The arrangement of these multiple viewpoints is revealing without being formulaic, while the prose is cool, direct and empathetic. If the book has a weakness, it’s that it shows off its philosophical and literary touchstones too obviously, notably in the repeated references to Hamlet and Camus. But as a study of idealism and fallibility it succeeds brilliantly.
...a general outline of the novel sounds, on its face, a little worn-thin. And, on its face, it is ... The central power-dynamic itself — teacher seems superhuman then is revealed to be a normal human — is, well, boring. But that makes it all the more amazing when Maksik somehow pulls it off ... the inability to share anything resembling a unified experience is both what makes this book interesting, as well as what tests the ideological strength of the Modernism that this book relies so heavily on ... So finally, despite Will’s lessons to his students from Camus, Hemingway, Faulkner, and Sartre, the saddest lesson of all, the most haunting, is always your failure to live up to other peoples expectations, not to mention your own. And the irony is apparent: How can a book succeed when its goal is to show the failures of existential books in teaching practical wisdom? Somehow, it does.

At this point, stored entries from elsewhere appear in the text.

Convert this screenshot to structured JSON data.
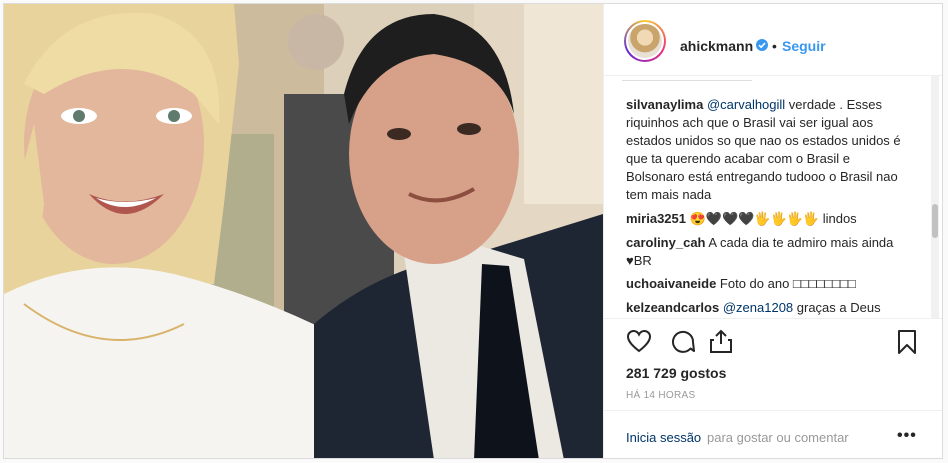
{
  "header": {
    "username": "ahickmann",
    "separator": "•",
    "follow_label": "Seguir"
  },
  "comments": [
    {
      "user": "silvanaylima",
      "mention": "@carvalhogill",
      "text": " verdade . Esses riquinhos ach que o Brasil vai ser igual aos estados unidos so que nao os estados unidos é que ta querendo acabar com o Brasil e Bolsonaro está entregando tudooo o Brasil nao tem mais nada"
    },
    {
      "user": "miria3251",
      "mention": "",
      "text": " 😍🖤🖤🖤🖐🖐🖐🖐 lindos"
    },
    {
      "user": "caroliny_cah",
      "mention": "",
      "text": " A cada dia te admiro mais ainda ♥BR"
    },
    {
      "user": "uchoaivaneide",
      "mention": "",
      "text": " Foto do ano □□□□□□□□"
    },
    {
      "user": "kelzeandcarlos",
      "mention": "@zena1208",
      "text": " graças a Deus"
    }
  ],
  "actions": {
    "like_icon": "heart-icon",
    "comment_icon": "comment-icon",
    "share_icon": "share-icon",
    "save_icon": "bookmark-icon",
    "likes_text": "281 729 gostos",
    "time_text": "HÁ 14 HORAS"
  },
  "footer": {
    "login_link": "Inicia sessão",
    "login_rest": "para gostar ou comentar",
    "more_label": "•••"
  },
  "colors": {
    "link_blue": "#3897f0",
    "dark_link": "#003569",
    "text": "#262626",
    "muted": "#999999"
  }
}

Paris itself threads throughout Maksik's novel, a character in its own right, sometimes supporting the action, sometimes contrasting it, and clearly a place that Maksik knows well. The author gives alternating first-person voice to Will, Marie, and Gilad, and chooses not to investigate Silver's motivation behind the affair, which can be frustrating. But the consequences resonate loud and clear. This is a thoughtful and sad story, ending with questions about the futures of everyone involved
Some of the best scenes in the novel involve the reconstruction of the philosophical give-and-take of his classroom, Will’s efforts to get his students to think and to make the literature their own. And despite the administration’s understandable desire to turn Will into a monster who’s preyed upon a vulnerable young woman, he remains sympathetic to the end. Both intelligent and intellectual, this is both a tribute to brilliant teachers and a cautionary tale of their imperfections.